Beberapa faktor penyebab penurunan kinerja emiten BUMN antara lain peningkatan cost of credit dan pertumbuhan kredit yang melambat (seperti yang dialami BBRI dan BBNI), penurunan harga komoditas energi (PTBA dan PT Timah Tbk (TINS)), penurunan kontrak baru konstruksi (PT Adhi Karya Tbk (ADHI) dan PTPP), serta penurunan pendapatan inti (PT Telkom Indonesia Tbk (TLKM)).
Oktavianus Audi, VP Equity Retail Kiwoom Sekuritas Indonesia, menambahkan bahwa underperformance indeks BUMN20 di semester I 2025 disebabkan oleh dominasi sektor perbankan, telekomunikasi, dan energi, yang sahamnya cenderung tertekan dan banyak dilepas investor asing. Outflow dana asing terbesar dialami BMRI (Rp 13,5 triliun), BBRI (Rp 4,8 triliun), BBNI (Rp 3,5 triliun), PGEO (Rp 472 miliar), dan TINS (Rp 429 miliar). Faktor geopolitik, pertumbuhan ekonomi global, dan kebijakan suku bunga bank sentral turut berperan.

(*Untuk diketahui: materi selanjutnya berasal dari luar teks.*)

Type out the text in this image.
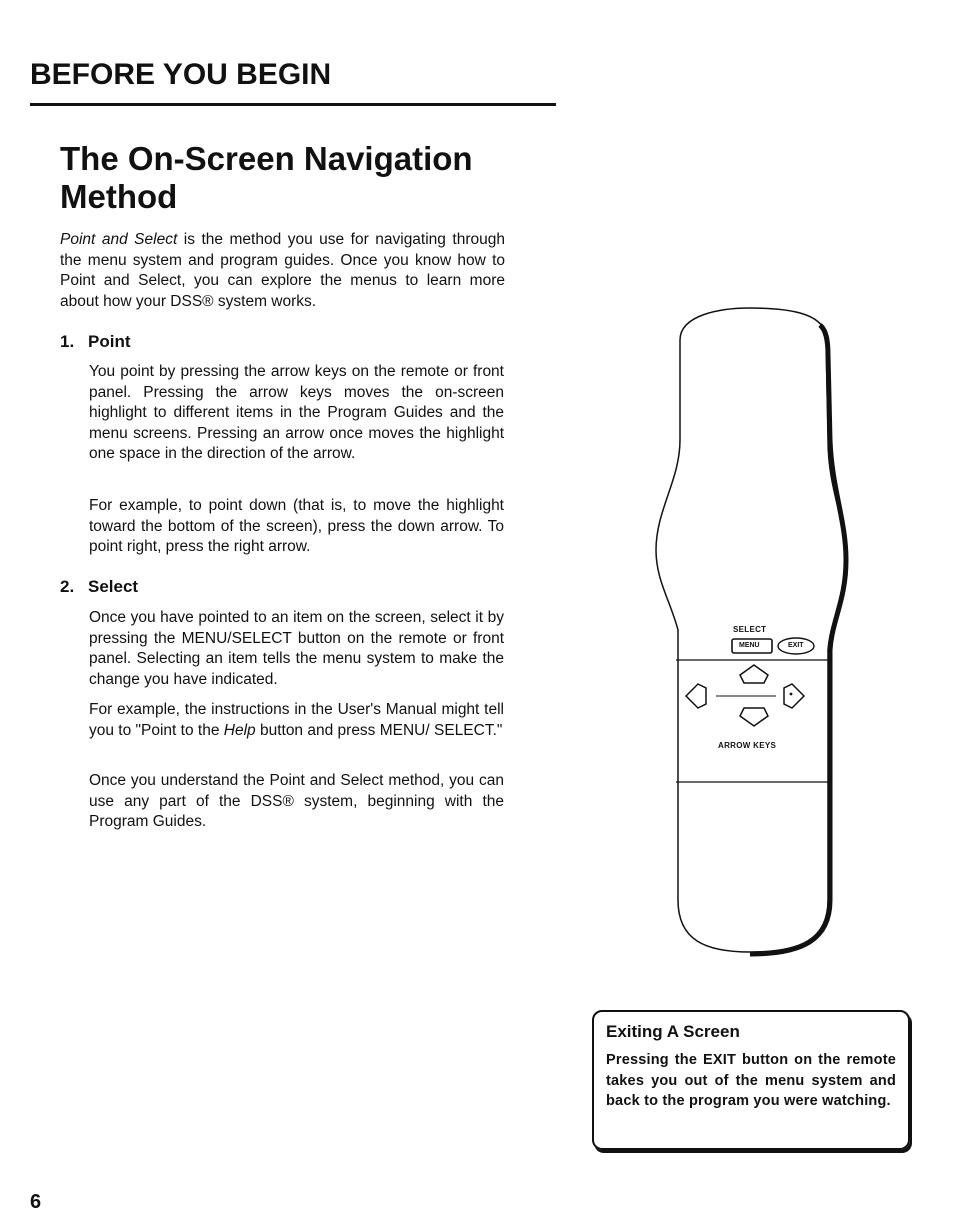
BEFORE YOU BEGIN
The On-Screen Navigation Method

Point and Select is the method you use for navigating through the menu system and program guides. Once you know how to Point and Select, you can explore the menus to learn more about how your DSS® system works.

1. Point

You point by pressing the arrow keys on the remote or front panel. Pressing the arrow keys moves the on-screen highlight to different items in the Program Guides and the menu screens. Pressing an arrow once moves the highlight one space in the direction of the arrow.

For example, to point down (that is, to move the highlight toward the bottom of the screen), press the down arrow. To point right, press the right arrow.

2. Select

Once you have pointed to an item on the screen, select it by pressing the MENU/SELECT button on the remote or front panel. Selecting an item tells the menu system to make the change you have indicated.

For example, the instructions in the User's Manual might tell you to "Point to the Help button and press MENU/ SELECT."

Once you understand the Point and Select method, you can use any part of the DSS® system, beginning with the Program Guides.

SELECT
MENU	EXIT
ARROW KEYS
Exiting A Screen

Pressing the EXIT button on the remote takes you out of the menu system and back to the program you were watching.

6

CEO Edvisor Profina Visindo, Praska Putrantyo, mengamati penurunan profitabilitas pada beberapa emiten BUMN di semester I 2025, terutama di sektor keuangan (BBNI, BJBR) dan energi (ELSA, PTBA). Namun, ia melihat potensi pemulihan pada sektor energi terbarukan dan logam mineral.
Indeks BUMN20 hanya naik 0,38% secara year to date (YTD), jauh di bawah kinerja IHSG yang naik 6,41% YTD. Felix Darmawan menilai hal ini disebabkan oleh sikap wait and see investor terhadap kinerja BUMN yang belum pulih sepenuhnya dan dampak kebijakan fiskal yang ketat. Saham-saham non-BUMN di sektor teknologi, konsumer, dan konglomerasi justru tumbuh lebih pesat.

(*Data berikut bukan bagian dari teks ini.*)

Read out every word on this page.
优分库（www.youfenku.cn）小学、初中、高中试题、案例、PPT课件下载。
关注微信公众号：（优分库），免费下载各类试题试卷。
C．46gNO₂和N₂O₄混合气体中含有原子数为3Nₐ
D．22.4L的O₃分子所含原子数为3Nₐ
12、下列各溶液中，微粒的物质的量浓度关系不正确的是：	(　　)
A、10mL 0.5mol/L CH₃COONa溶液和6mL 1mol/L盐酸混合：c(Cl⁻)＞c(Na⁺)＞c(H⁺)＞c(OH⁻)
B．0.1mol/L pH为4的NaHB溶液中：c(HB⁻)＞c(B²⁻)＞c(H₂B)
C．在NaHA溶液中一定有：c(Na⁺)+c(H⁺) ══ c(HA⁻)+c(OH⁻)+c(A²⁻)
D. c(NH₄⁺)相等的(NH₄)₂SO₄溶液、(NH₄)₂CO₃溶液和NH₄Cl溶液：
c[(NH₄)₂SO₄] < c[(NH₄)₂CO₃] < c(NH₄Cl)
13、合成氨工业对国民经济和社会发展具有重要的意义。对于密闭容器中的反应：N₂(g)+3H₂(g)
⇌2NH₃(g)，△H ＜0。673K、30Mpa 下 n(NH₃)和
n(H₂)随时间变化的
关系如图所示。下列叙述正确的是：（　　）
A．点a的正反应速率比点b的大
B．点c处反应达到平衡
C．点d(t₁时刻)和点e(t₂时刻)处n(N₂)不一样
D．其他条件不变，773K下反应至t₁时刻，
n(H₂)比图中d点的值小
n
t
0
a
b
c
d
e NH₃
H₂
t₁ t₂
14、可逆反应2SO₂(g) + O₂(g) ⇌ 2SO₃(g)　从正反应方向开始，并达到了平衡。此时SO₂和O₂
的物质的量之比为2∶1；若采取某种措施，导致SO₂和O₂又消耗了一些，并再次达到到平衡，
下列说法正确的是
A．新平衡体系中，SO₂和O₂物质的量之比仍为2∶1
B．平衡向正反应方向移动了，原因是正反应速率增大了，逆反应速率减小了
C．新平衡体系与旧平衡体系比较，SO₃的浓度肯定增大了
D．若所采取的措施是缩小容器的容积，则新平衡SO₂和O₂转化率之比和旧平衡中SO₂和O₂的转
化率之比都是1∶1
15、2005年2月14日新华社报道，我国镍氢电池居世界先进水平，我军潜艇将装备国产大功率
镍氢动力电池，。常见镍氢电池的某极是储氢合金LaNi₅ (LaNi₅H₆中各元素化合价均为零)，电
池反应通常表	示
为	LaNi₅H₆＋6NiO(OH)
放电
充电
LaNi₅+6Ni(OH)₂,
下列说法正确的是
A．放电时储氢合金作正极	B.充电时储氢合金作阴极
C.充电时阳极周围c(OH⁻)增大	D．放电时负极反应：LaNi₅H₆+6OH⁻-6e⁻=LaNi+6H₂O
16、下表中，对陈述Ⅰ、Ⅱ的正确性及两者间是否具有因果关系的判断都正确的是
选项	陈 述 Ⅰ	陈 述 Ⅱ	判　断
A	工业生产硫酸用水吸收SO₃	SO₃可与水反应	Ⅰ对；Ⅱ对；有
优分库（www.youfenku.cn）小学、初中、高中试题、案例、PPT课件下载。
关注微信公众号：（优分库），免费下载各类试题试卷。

Meskipun beberapa saham BUMN diperdagangkan di bawah PBV historisnya, terutama di sektor perbankan, sentimen terhadap kinerja masa depan tetap menjadi perhatian utama. Audi berpendapat bahwa outflow dana asing disebabkan oleh faktor geopolitik, pertumbuhan ekonomi global, dan kebijakan suku bunga bank sentral.
Felix Darmawan melihat prospek yang lebih baik untuk semester II 2025, didukung oleh potensi pemangkasan BI rate, belanja modal pemerintah yang lebih ekspansif, dan harapan stabilitas politik pasca transisi pemerintahan. Dividen tahun 2025 kemungkinan besar akan berasal dari BBRI dan BMRI. TLKM, PGAS, dan PTBA juga memiliki potensi dividend yield yang menarik.
Audi memprediksi kinerja emiten BUMN akan membaik dan stabil di semester II 2025, didorong oleh relaksasi kebijakan moneter, dampak eksternal yang lebih terbatas, ekonomi makro Indonesia yang stabil, dan sentimen komoditas energi. Ia merekomendasikan beli untuk BMRI (target Rp 6.300), BBRI (Rp 4.360), TLKM (Rp 3.240), dan BRIS (Rp 3.460), serta hold untuk MTEL (Rp 730).
Praska Putrantyo juga melihat pertumbuhan saham emiten BUMN yang masih baik di semester II 2025, dilihat dari rasio PER. Namun, ia mengingatkan perlunya pemantauan prospek makroekonomi dan potensi penurunan suku bunga acuan. Ia menyarankan investor memperhatikan saham-saham perbankan jangka panjang seperti BMRI (target Rp 6.100) dan BBRI (Rp 5.025).